The series is full of moments that question the federal government’s response, but some of the most powerful tape of the eight episodes comes in the last one, where Newkirk sits down for a long and thorough interview with Michael Brown, the head of FEMA who was infamously praised by President Bush when he said during a press conference, “Brownie, you’re doing a heckuva job.” Brown was the face of the federal government’s failure in response to Katrina, and Newkirk doesn’t let him forget that. But Newkirk also acknowledges Brown was a sort of scapegoat for the larger failings of an entire administration, and it’s powerful tape to hear a man be confronted about and reckon with the very failings that will ensure he gets a New York Times obituary when he dies.

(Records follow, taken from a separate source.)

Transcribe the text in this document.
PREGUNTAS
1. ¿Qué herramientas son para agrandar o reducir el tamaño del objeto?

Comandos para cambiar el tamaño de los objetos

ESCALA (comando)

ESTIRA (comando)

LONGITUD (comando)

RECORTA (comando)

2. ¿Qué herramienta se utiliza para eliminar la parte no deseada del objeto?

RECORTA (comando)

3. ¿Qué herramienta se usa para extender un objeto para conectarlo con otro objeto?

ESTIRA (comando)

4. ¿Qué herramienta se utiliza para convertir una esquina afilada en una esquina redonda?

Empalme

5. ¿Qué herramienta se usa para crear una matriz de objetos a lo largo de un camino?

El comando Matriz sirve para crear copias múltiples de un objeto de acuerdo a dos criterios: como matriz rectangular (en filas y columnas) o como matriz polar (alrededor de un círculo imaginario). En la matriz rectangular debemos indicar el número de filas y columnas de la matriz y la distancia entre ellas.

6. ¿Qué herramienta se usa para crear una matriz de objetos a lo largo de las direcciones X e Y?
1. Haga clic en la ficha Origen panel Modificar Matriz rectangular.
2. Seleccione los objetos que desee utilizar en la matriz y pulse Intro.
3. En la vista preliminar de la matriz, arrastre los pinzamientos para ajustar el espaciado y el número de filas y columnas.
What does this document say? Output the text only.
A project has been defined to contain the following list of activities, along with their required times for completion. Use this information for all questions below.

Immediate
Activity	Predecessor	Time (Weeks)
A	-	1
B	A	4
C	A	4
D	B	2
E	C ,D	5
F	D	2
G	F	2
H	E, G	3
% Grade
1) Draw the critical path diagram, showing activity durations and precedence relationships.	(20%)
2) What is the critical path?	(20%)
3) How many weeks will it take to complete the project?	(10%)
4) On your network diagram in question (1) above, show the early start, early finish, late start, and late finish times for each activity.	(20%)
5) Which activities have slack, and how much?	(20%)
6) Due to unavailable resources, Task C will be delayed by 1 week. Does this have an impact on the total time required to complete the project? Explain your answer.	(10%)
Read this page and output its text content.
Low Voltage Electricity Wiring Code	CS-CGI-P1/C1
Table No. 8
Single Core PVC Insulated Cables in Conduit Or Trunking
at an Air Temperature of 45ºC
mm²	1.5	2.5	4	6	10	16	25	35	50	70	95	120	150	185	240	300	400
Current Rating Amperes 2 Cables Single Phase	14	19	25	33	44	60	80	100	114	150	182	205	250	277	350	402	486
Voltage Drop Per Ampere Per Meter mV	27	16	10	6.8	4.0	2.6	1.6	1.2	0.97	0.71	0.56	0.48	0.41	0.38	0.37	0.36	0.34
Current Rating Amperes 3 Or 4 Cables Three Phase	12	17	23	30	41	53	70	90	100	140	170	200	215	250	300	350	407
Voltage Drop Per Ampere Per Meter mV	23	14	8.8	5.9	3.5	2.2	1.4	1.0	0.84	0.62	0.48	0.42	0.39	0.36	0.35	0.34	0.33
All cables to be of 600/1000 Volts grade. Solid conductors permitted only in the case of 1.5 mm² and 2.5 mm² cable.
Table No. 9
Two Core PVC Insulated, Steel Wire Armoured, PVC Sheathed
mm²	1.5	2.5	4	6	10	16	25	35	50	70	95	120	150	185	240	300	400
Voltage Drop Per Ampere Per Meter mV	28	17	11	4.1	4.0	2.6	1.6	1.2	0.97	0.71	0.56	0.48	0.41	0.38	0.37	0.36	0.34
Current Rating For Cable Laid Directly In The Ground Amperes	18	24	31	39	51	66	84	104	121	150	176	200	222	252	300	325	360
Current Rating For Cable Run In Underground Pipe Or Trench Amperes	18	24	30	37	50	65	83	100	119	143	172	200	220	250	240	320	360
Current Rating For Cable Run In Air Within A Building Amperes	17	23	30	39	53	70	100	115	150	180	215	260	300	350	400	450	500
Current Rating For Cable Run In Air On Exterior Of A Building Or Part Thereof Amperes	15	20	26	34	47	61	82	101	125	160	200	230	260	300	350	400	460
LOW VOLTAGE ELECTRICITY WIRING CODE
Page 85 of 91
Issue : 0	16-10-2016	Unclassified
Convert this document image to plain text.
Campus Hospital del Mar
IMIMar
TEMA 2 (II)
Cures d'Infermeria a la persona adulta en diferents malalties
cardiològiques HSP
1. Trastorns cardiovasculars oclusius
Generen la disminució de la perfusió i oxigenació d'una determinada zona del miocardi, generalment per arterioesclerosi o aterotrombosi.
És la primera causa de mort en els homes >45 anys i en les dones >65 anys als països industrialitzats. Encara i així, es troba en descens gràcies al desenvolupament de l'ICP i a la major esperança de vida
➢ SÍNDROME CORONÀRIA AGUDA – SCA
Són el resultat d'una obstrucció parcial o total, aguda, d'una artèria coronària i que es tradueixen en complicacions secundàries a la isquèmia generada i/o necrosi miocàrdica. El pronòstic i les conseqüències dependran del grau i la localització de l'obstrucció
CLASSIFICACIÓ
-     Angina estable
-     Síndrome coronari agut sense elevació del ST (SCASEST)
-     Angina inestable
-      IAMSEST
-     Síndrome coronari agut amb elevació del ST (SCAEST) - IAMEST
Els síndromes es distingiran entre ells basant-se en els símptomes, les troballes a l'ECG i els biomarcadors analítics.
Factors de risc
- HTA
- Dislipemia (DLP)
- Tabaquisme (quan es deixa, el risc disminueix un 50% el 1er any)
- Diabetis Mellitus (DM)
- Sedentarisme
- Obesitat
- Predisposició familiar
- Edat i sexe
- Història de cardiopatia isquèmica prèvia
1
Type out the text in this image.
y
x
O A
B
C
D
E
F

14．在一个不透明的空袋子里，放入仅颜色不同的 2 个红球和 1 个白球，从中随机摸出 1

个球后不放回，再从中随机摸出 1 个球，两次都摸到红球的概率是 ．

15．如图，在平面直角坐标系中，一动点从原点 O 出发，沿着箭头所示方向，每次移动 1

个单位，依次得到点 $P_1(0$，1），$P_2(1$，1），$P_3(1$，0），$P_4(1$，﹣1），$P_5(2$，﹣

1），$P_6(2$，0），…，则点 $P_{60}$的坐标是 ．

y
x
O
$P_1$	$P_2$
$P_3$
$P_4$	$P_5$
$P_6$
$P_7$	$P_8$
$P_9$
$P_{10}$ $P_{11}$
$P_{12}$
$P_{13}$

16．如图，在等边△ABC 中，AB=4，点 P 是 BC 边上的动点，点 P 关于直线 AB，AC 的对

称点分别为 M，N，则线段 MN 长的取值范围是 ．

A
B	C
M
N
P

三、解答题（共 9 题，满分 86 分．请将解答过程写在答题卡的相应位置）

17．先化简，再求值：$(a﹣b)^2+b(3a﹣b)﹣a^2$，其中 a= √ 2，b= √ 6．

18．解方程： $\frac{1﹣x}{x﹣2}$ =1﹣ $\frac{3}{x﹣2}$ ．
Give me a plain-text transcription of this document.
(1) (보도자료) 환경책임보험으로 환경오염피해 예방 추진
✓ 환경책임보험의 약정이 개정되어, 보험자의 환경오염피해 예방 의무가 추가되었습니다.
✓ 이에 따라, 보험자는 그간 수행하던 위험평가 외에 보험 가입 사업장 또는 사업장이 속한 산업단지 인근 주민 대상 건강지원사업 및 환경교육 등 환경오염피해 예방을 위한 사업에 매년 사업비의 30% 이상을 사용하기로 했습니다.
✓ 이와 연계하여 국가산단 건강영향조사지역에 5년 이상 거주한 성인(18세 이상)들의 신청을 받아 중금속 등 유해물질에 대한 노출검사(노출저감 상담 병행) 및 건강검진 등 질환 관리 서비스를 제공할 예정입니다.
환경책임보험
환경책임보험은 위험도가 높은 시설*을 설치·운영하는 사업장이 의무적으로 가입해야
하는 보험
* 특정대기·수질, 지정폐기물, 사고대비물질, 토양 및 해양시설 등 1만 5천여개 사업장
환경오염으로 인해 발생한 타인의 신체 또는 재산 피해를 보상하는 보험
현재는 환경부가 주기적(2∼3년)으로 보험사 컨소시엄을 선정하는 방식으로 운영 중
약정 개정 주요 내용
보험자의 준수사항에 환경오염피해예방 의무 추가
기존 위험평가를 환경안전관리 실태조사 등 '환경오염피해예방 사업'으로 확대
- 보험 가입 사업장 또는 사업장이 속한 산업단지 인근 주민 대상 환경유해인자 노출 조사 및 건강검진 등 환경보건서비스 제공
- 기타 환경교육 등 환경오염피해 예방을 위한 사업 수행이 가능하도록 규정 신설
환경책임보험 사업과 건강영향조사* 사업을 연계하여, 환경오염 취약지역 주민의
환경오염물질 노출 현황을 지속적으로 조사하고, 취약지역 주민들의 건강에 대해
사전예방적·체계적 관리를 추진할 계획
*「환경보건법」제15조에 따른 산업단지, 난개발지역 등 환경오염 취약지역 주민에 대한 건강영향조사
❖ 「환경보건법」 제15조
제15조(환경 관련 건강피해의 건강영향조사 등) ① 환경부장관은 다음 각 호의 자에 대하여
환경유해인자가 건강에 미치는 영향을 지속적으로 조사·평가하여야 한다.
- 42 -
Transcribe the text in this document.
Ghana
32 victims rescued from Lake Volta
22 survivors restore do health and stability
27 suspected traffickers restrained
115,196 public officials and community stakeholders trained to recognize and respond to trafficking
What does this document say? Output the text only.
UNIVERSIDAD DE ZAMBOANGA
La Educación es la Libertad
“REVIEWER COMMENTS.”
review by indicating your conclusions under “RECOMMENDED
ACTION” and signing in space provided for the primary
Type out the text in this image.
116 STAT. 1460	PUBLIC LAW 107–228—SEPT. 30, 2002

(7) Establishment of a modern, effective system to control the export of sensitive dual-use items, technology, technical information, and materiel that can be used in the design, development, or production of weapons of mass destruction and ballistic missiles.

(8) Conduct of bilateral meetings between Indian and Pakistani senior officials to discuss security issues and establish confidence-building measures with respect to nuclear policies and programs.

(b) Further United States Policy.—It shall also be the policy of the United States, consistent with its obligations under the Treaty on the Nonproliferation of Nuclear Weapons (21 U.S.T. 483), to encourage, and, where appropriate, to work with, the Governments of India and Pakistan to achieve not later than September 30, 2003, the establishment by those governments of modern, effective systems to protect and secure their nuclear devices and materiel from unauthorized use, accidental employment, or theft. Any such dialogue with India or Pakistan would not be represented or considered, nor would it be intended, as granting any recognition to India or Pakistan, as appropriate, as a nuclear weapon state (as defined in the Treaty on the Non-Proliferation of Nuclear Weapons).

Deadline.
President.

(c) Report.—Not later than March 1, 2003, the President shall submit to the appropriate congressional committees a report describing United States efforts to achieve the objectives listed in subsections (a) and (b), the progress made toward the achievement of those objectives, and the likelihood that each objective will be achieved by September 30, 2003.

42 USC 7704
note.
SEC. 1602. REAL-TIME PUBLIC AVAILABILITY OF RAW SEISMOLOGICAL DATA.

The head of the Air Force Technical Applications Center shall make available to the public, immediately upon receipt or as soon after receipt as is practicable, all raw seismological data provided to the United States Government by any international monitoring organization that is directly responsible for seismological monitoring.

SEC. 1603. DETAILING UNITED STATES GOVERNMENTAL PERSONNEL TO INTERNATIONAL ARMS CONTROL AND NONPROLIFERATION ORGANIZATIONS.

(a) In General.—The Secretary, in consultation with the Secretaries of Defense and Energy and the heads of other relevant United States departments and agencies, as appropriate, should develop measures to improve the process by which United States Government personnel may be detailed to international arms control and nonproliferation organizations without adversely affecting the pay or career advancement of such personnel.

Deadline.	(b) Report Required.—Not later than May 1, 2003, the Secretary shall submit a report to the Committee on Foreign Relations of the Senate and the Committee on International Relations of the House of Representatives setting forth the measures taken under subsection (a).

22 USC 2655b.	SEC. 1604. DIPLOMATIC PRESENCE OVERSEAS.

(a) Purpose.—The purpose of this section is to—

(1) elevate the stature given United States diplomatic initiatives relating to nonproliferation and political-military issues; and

Newkirk gets Brown to offer an apology to another character in the story, Le-Ann Williams, who was 14 years old when Katrina hit. Hearing her turn Brown’s apology over in her mind out loud, at moments seemingly touched that someone called her by name and recognized that his failings had affected her, at others exasperated and defeated that Katrina was what made her notice for the first time that she was black in America…it’s sad and moving and powerful. And it brings home the reality that we’re in the early days of this pandemic now, but the ripples will be felt for years to come. Not sure that’s the case? Listen to Le-Ann’s story, 15 years after the hurricane, and see how much a disaster, and our response to it, can shape a life.